Ainsi, il est intéressant de remarquer une différence entre le texte français qui évoque un enjeu de taille pour ces institutions, faisant appel avec cette notion à l’argument d’autorité morale, et le texte anglais qui reprend le terme de museum (an important issue for museums). Arrive ensuite l’argument de troisième niveau : celui où le musée se désolidarise de sa valeur nationale pour acquérir une dimension universelle.

Les musées, est-il écrit, sont au service des citoyens de chacune des nations. Certes, mais comme je le faisais remarquer en première partie, sachant que 95% du patrimoine artistique de l’Afrique subsaharienne se trouve sur d’autres continents, dans quelle mesure les citoyens des nations africaines peuvent-ils par exemple se rendre au musée du quai Branly pour accéder aux productions de leurs ancêtres ?

Médiateurs du développement des cultures, ils ont pour mission de favoriser la connaissance grâce à un processus constant de réinterprétation, chaque objet participant à ce processus. Par là même, restreindre le champ de musées possédant des collections diverses et multiformes desservirait l’ensemble des visiteurs.

La déclaration se termine avec l’argument de la valeur cognitive qui ressort de la rencontre des cultures au sein du musée. Valeur qui serait amoindrie si les collections s’appauvrissaient. C’est là un argument tout à fait recevable dans la mesure où les artistes qui sont venus chercher leur inspiration dans les musées sont innombrables. Mais, encore une fois, cet enrichissement culturel n’est-il pas la contrepartie d’un appauvrissement culturel des pays privés de leurs biens ?

Comme le fait remarquer Jeannette Greenfield en page 297 de son livre The return of cultural treasures : « Quand les collections internationales ont été constituées, elles l’ont été au prix de la destruction complète des collections des autres peuples. »

Quelques réactions à la Déclaration

Cette déclaration a suscité des réactions contrastées.

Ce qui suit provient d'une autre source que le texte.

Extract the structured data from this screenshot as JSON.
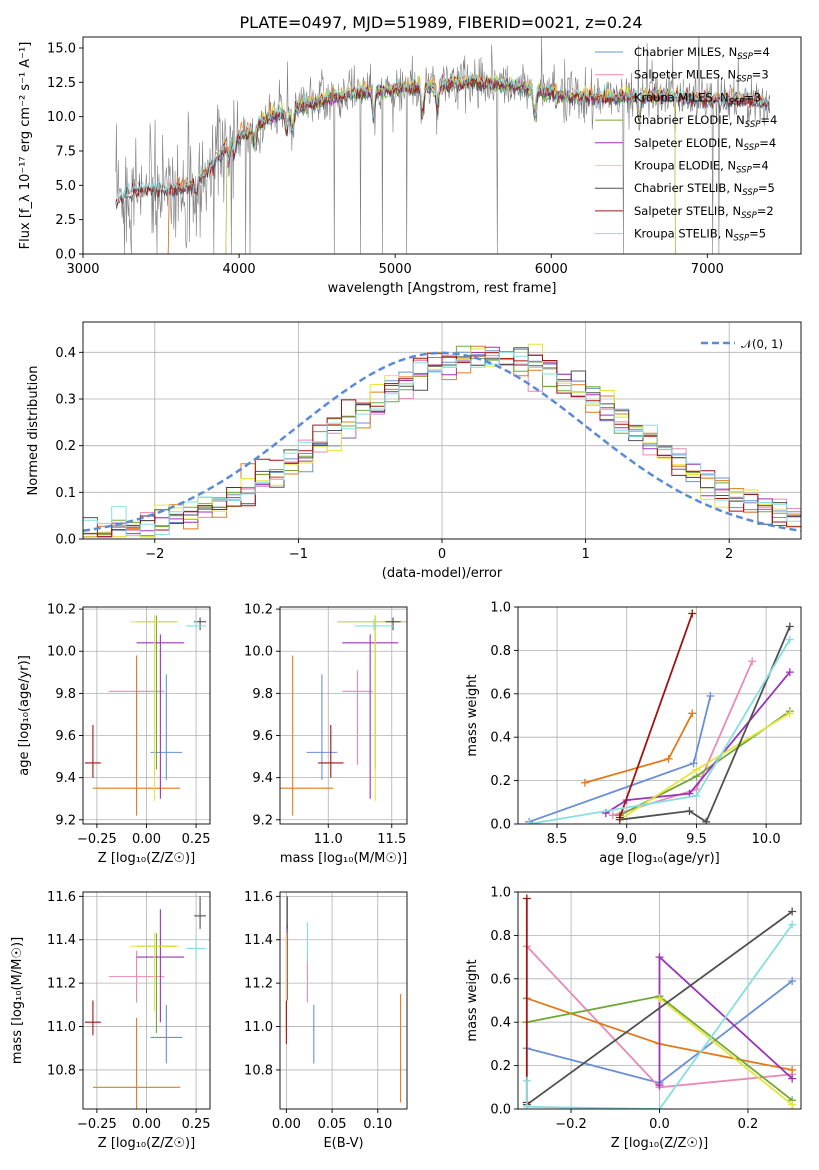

D’abord, tous les musées ne se sont pas associés à cette volonté de se doter d’une dimension universelle afin de contrer les appels lancés en faveur du rapatriement de biens culturels.

Ensuite, il s’agit d’une réaction collective des grands musées européens et anglo-saxons qui appartiennent à des nations où l’obsession pour l’universel est consubstantielle à leurs cultures d’origine. L’idée d’une culture universelle est en soi problématique et il n’est pas anodin que l’art grec soit le seul exemple donné par les signataires. Longtemps, l’art grec fut un canon de la beauté absolue auquel il fallait se conformer et par rapport auquel on jugeait les autres cultures.

Enfin, certains directeurs de musée et acteurs du monde de l’art se sont désolidarisés d’une telle démarche. Voir ainsi la réaction de George Abungu, ancien directeur général des Musées nationaux du Kenya : « Je m’inscris totalement en faux contre le fait que certains musées puissent s’autodéclarer “musées universels”. Tous les musées ne partagent-ils pas une vocation et une vision communes ? Les “musées universels” se prétendent-ils universels du fait de leur taille, de leurs collections ou de leur richesse ? [..] A travers cette Déclaration, ils refusent d’entamer le dialogue sur la question de la restitution.»

Samuel Sidibé, directeur du Musée national du Mali à Bamako, estime quant à lui que « la notion de « musée universel » est ambiguë et finalement inacceptable si elle est destinée à refuser le débat de la restitution et le droit des civilisations productrices de jouir de leurs créations. En quoi le Musée du quai Branly à Paris, le British Museum à Londres ou le Metropolitan Museum of Art à New York sont-ils universels ? Est-ce parce qu’ils possèdent des collections originaires du monde entier ? Je crois que l’universalité réside non dans la diversité des collections, mais dans la possibilité que celles-ci soient accessibles au plus grand nombre, y compris aux populations d’origine. »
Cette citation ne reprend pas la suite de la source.